City of Kiel v. Frank Shoe Mfg. Co.

Decision Date14 April 1944
PartiesCITY OF KIEL v. FRANK SHOE MFG. CO. et al.
CourtWisconsin Supreme Court

OPINION TEXT STARTS HERE

Appeal from a judgment of the Circuit Court for Manitowoc County; Henry A. Detling, Judge.

Affirmed in part; reversed in part.

Action commenced July 7, 1941 by the city of Kiel against Frank Shoe Manufacturing Co., George Frank, Gordon A. Frank and Fred Froede, directors thereof, to recover the sum of $12,000 paid the defendant corporation. From a judgment for the plaintiff and adjudging that defendants pay the sum of $14,275 to plaintiff, defendants appeal.

The complaint alleges that the defendants conspired together to induce the mayor and city council of the plaintiff to pay over and deliver to said Frank Shoe Manufacturing Co. a large sum of money of said plaintiff without consideration and without authority of law and in furtherance of said conspiracy said defendants, Frank Shoe Mfg. Co., George Frank, Gordon Frank and Fred Froede made false and misleading representations to the mayor and city council in order to induce the city to pay the sum of money.

The answer denies that any conspiracy to seceive the city of Kiel existed and alleged as a separate defense that plaintiff had fraudulently and falsely induced defendant to enter into the agreement by which defendant corporation was to move its plant to Kiel, by representing that the city had a fund for industrial development of $12,000 and that by reason of having moved to the city of Kiel in reliance upon such representations defendant had suffered damages to the extent of $50,000.

The trial was to the court and it was found among other things that the defendants, George Frank, Gordon A. Frank and Fred Froede took an active part in the negotiations and discussions leading up to the execution of the alleged cofntract; that thereafter the agreement was approved and signed by city officials pursuant to a resolution of the city council and by the defendant company by its officers, they having been authorized to do so; that the contract was entered into in good faith by all interested parties and was an agreement which all believed would be to the advantage and in the interests of the company and city.

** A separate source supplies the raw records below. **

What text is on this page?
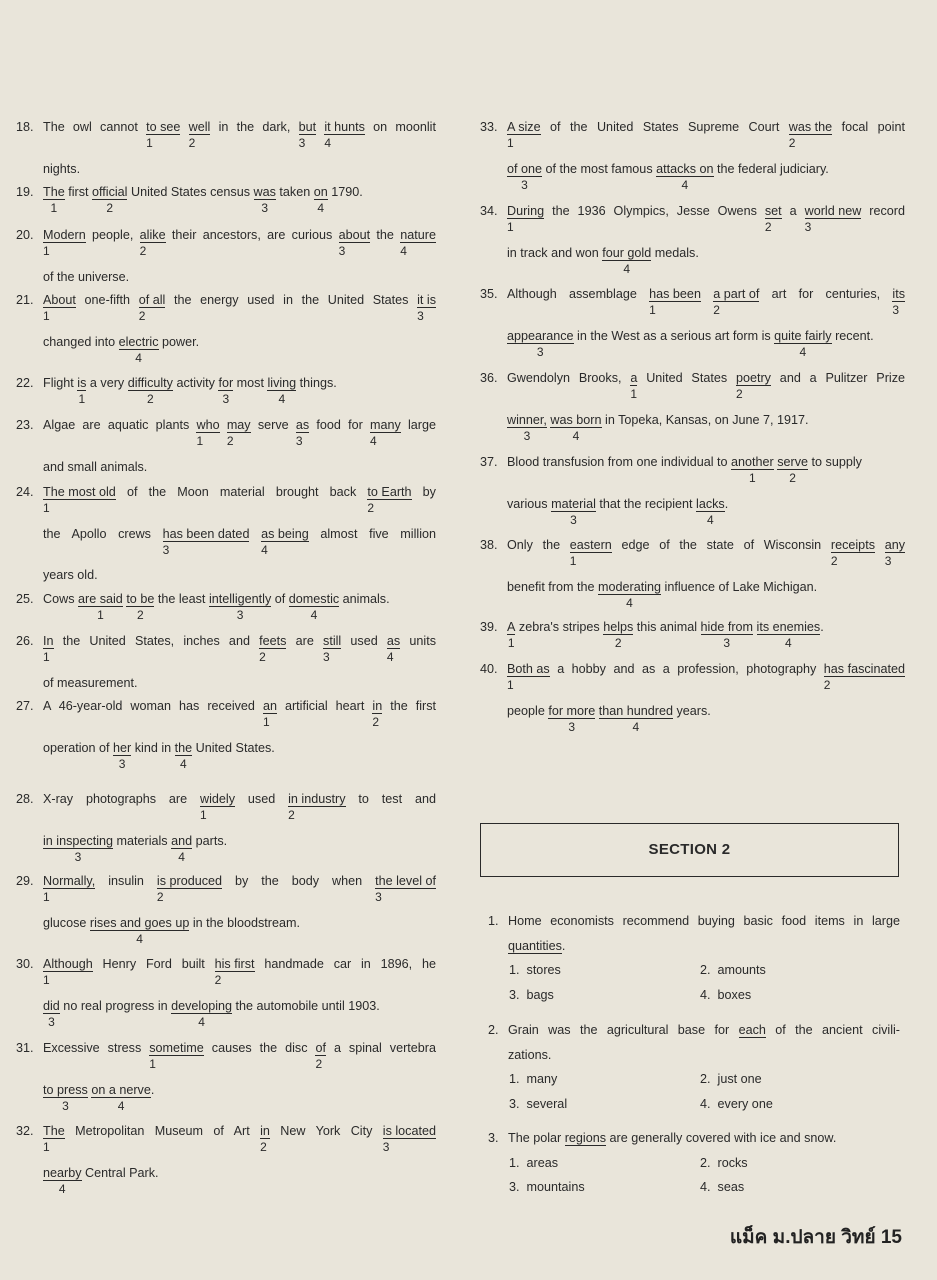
18. The owl cannot to see
1
well
2
in the dark, but
3
it hunts
4
on moonlit
nights.
19. The
1
first official
2
United States census was
3
taken on
4
1790.
20. Modern
1
people, alike
2
their ancestors, are curious about
3
the nature
4
of the universe.
21. About
1
one-fifth of all
2
the energy used in the United States it is
3
changed into electric
4
power.
22. Flight is
1
a very difficulty
2
activity for
3
most living
4
things.
23. Algae are aquatic plants who
1
may
2
serve as
3
food for many
4
large
and small animals.
24. The most old
1
of the Moon material brought back to Earth
2
by
the Apollo crews has been dated
3
as being
4
almost five million
years old.
25. Cows are said
1
to be
2
the least intelligently
3
of domestic
4
animals.
26. In
1
the United States, inches and feets
2
are still
3
used as
4
units
of measurement.
27. A 46-year-old woman has received an
1
artificial heart in
2
the first
operation of her
3
kind in the
4
United States.
28. X-ray photographs are widely
1
used in industry
2
to test and
in inspecting
3
materials and
4
parts.
29. Normally,
1
insulin is produced
2
by the body when the level of
3
glucose rises and goes up
4
in the bloodstream.
30. Although
1
Henry Ford built his first
2
handmade car in 1896, he
did
3
no real progress in developing
4
the automobile until 1903.
31. Excessive stress sometime
1
causes the disc of
2
a spinal vertebra
to press
3
on a nerve
4
.
32. The
1
Metropolitan Museum of Art in
2
New York City is located
3
nearby
4
Central Park.
33. A size
1
of the United States Supreme Court was the
2
focal point
of one
3
of the most famous attacks on
4
the federal judiciary.
34. During
1
the 1936 Olympics, Jesse Owens set
2
a world new
3
record
in track and won four gold
4
medals.
35. Although assemblage has been
1
a part of
2
art for centuries, its
3
appearance
3
in the West as a serious art form is quite fairly
4
recent.
36. Gwendolyn Brooks, a
1
United States poetry
2
and a Pulitzer Prize
winner,
3
was born
4
in Topeka, Kansas, on June 7, 1917.
37. Blood transfusion from one individual to another
1
serve
2
to supply
various material
3
that the recipient lacks
4
.
38. Only the eastern
1
edge of the state of Wisconsin receipts
2
any
3
benefit from the moderating
4
influence of Lake Michigan.
39. A
1
zebra's stripes helps
2
this animal hide from
3
its enemies
4
.
40. Both as
1
a hobby and as a profession, photography has fascinated
2
people for more
3
than hundred
4
years.
SECTION 2
แม็ค ม.ปลาย วิทย์ 15
1. Home economists recommend buying basic food items in large
quantities.
1. stores	2. amounts
3. bags	4. boxes
2. Grain was the agricultural base for each of the ancient civili-
zations.
1. many	2. just one
3. several	4. every one
3. The polar regions are generally covered with ice and snow.
1. areas	2. rocks
3. mountains	4. seas
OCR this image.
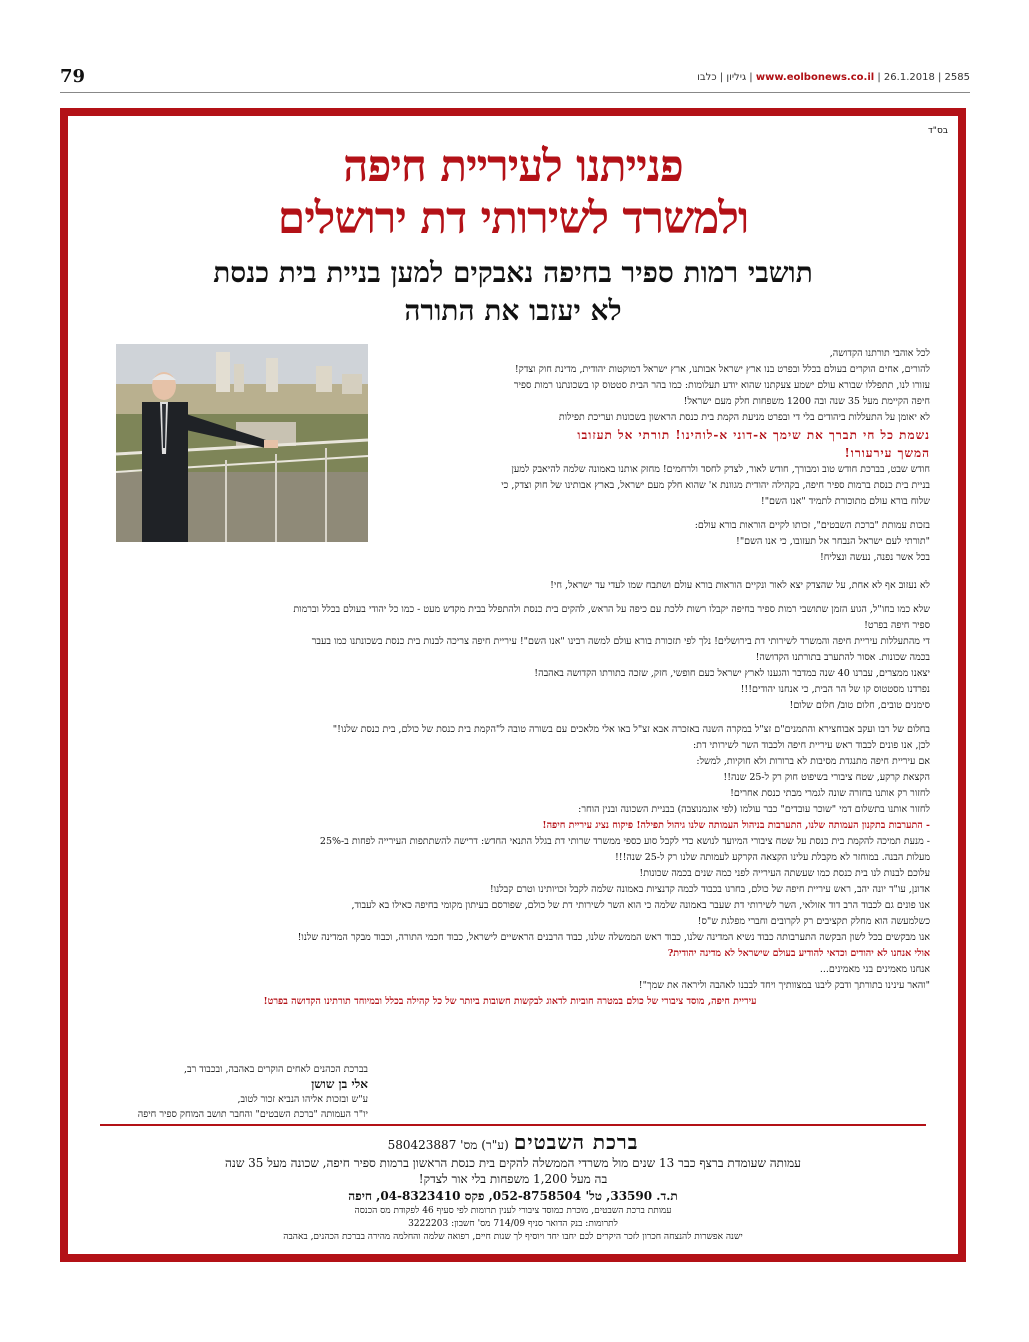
79	www.eolbonews.co.il | 26.1.2018 | 2585 | גיליון | כלבו
בס"ד
פנייתנו לעיריית חיפה
ולמשרד לשירותי דת ירושלים
תושבי רמות ספיר בחיפה נאבקים למען בניית בית כנסת
לא יעזבו את התורה

לכל אוהבי תורתנו הקדושה,

להורים, אחים הוקרים בעולם בכלל ובפרט בנו ארץ ישראל אבותנו, ארץ ישראל דמוקטות יהודית, מדינת חוק וצדק!

עזורו לנו, תתפללו שבורא עולם ישמע צעקתנו שהוא יודע תעלומות: כמו בהר הבית סטטוס קו בשכונתנו רמות ספיר

חיפה הקיימת מעל 35 שנה ובה 1200 משפחות חלק מעם ישראל!

לא יאומן על התעללות ביהודים בלי די ובפרט מניעת הקמת בית כנסת הראשון בשכונות ועריכת תפילות

נשמת כל חי תברך את שימך א-דוני א-לוהינו! תורתי אל תעזובו

המשך עירעורו!

חודש שבט, בברכת חודש טוב ומבורך, חודש לאור, לצדק לחסד ולרחמים! מחזק אותנו באמונה שלמה להיאבק למען

בניית בית כנסת ברמות ספיר חיפה, בקהילה יהודית מגוונת א' שהוא חלק מעם ישראל, בארץ אבותינו של חוק וצדק, כי

שלוח בורא עולם מתוכורת לתמיד "אנו השם"!

בזכות עמותת "ברכת השבטים", זכותו לקיים הוראות בורא עולם:

"תורתי לעם ישראל הנבחר אל תעזובו, כי אנו השם"!

בכל אשר נפנה, נעשה ונצליח!

לא נעזוב אף לא אחת, על שהצדק יצא לאור ונקיים הוראות בורא עולם ושתבח שמו לעדי עד ישראל, חי!

שלא כמו בחו"ל, הגוע הזמן שתושבי רמות ספיר בחיפה יקבלו רשות ללכת עם כיפה על הראש, להקים בית כנסת ולהתפלל בבית מקדש מעט - כמו כל יהודי בעולם בכלל וברמות

ספיר חיפה בפרט!

די מהתעללות עיריית חיפה והמשרד לשירותי דת בירושלים! נלך לפי תזכורת בורא עולם למשה רבינו "אנו השם"! עיריית חיפה צריכה לבנות בית כנסת בשכונתנו כמו בעבר

בכמה שכונות. אסור להתערב בתורתנו הקדושה!

יצאנו ממצרים, עברנו 40 שנה במדבר והגענו לארץ ישראל כעם חופשי, חזק, שזכה בתורתו הקדושה באהבה!

נפרדנו מסטטוס קו של הר הבית, כי אנחנו יהודים!!!

סימנים טובים, חלום טוב/ חלום שלום!

בחלום של רבו ועקב אבוחצירא והתמנים"ם זצ"ל במקרה השנה באזכרה אבא זצ"ל באו אלי מלאכים עם בשורה טובה ל"הקמת בית כנסת של כולם, בית כנסת שלנו!"

לכן, אנו פונים לכבוד ראש עיריית חיפה ולכבוד השר לשירותי דת:

אם עיריית חיפה מתנגדת מסיבות לא ברורות ולא חוקיות, למשל:

הקצאת קרקע, שטח ציבורי בשיפוט חוק רק ל-25 שנה!!

לחזור רק אותנו בחזרה שונה לגמרי מבתי כנסת אחרים!

לחזור אותנו בתשלום דמי "שוכר עובדים" כבר עולמו (לפי אונמנוצבה) בבניית השכונה ובנין הוחר:

- התערבות בתקנון העמותה שלנו, התערבות בניהול העמותה שלנו גיהול תפילה! פיקוח נציג עיריית חיפה!

- מנעת תמיכה להקמת בית כנסת על שטח ציבורי המיועד לנושא כדי לקבל סוע כספי ממשרד שרותי דת בגלל התנאי החדש: דרישה להשתתפות העירייה לפחות ב-25%

מעלות הבנה. במוחזר לא מקבלת עלינו הקצאה הקרקע לעמותה שלנו רק ל-25 שנה!!!

עלוכם לבנות לנו בית כנסת כמו שעשתה העירייה לפני כמה שנים בכמה שכונות!

אדונן, עו"ד יונה יהב, ראש עיריית חיפה של כולם, בחרנו בכבוד לכמה קדנציות באמונה שלמה לקבל זכויותינו וטרם קבלנו!

אנו פונים גם לכבוד הרב דוד אזולאי, השר לשירותי דת שעבר באמונה שלמה כי הוא השר לשירותי דת של כולם, שפורסם בעיתון מקומי בחיפה כאילו בא לעבוד,

כשלמעשה הוא מחלק תקציבים רק לקרובים וחברי מפלגת ש"ס!

אנו מבקשים בכל לשון הבקשה התערבותה כבוד נשיא המדינה שלנו, כבוד ראש הממשלה שלנו, כבוד הרבנים הראשיים לישראל, כבוד חכמי התורה, וכבוד מבקר המדינה שלנו!

אולי אנחנו לא יהודים וכדאי להודיע בעולם שישראל לא מדינה יהודית?

אנחנו מאמינים בני מאמינים...

"והאר עינינו בתורתך ודבק ליבנו במצוותיך ויחד לבבנו לאהבה וליראה את שמך"!

עיריית חיפה, מוסד ציבורי של כולם במטרה חוביות לדאוג לבקשות חשובות ביותר של כל קהילה בכלל ובמיוחד תורתינו הקדושה בפרט!

בברכת הכהנים לאחים הוקרים באהבה, ובכבוד רב,

אלי בן שושן

ע"ש ובזכות אליהו הנביא זכור לטוב,

יו"ר העמותה "ברכת השבטים" והחבר תושב המוחק ספיר חיפה

ברכת השבטים (ע"ר) מס' 580423887

עמותה שעומדת ברצף כבר 13 שנים מול משרדי הממשלה להקים בית כנסת הראשון ברמות ספיר חיפה, שכונה מעל 35 שנה

בה מעל 1,200 משפחות בלי אור לצדק!

ת.ד. 33590, טל' 052-8758504, פקס 04-8323410, חיפה

עמותת ברכת השבטים, מוכרת כמוסד ציבורי לענין תרומות לפי סעיף 46 לפקודת מס הכנסה

לתרומות: בנק הדואר סניף 714/09 מס' חשבון: 3222203

ישנה אפשרות להנצחה חכרון לזכר היקרים לכם יחבו יחד ויוסיף לך שנות חיים, רפואה שלמה והחלמה מהירה בברכת הכהנים, באהבה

As conclusions of law, the court held:

‘That by the aforesaid transaction $12,000 of the moneys and property of the city of Kiel was unlawfully converted to the use of the defendant Frank Shoe Manufacturing Company, and that each of the defendants actively and knowingly participated in the acts producing that result, a conspiracy within the accepted definition of that term. Good faith is no defense, nor is it necessary to show a wrongful intent in order to hold the defendant company and the defendant individuals liable.’

The court thereupon entered judgment for plaintiff against defendant corporation and the directors thereof.

Nash & Nash, of Manitowoc, Clarence Ehrle, of Milwaukee, and Walter J. Clark, of Manitowoc, for appellants.

W. A. Martin, of Kiel, and Hougen, Brady & Murphy, of Manitowoc, for respondent.

FAIRCHILD, Justice.

When the parties to this appeal were here on demurrer to the complaint, City of Kiel v. Frank Shoe Co. 240 Wis. 594, 4 N.W2d 117, 118, we decided that the arrangement attempted to be made on behalf of the city of Kiel with the appellants was beyond the power of the city ‘and for that reason illegal and void, therefore not in any legal sense a contract,’ citing Wendlandt v. Hartford Accident & Indemnity Co. 222 Wis. 204, 268 N.W. 230. And because the complaint alleged that the individual appellants had knowingly and fraudulently procured the payment of the money, it was then ruled that a cause of action was sufficiently pleaded as against them. The situation as it appeared on the trial is considerably different from the one described in the allegations in the complaint. Evidence showing that the individual appellants did not play the part the complaint charged they did has caused the trial court to exonerate them from any finding of fraud or false representation.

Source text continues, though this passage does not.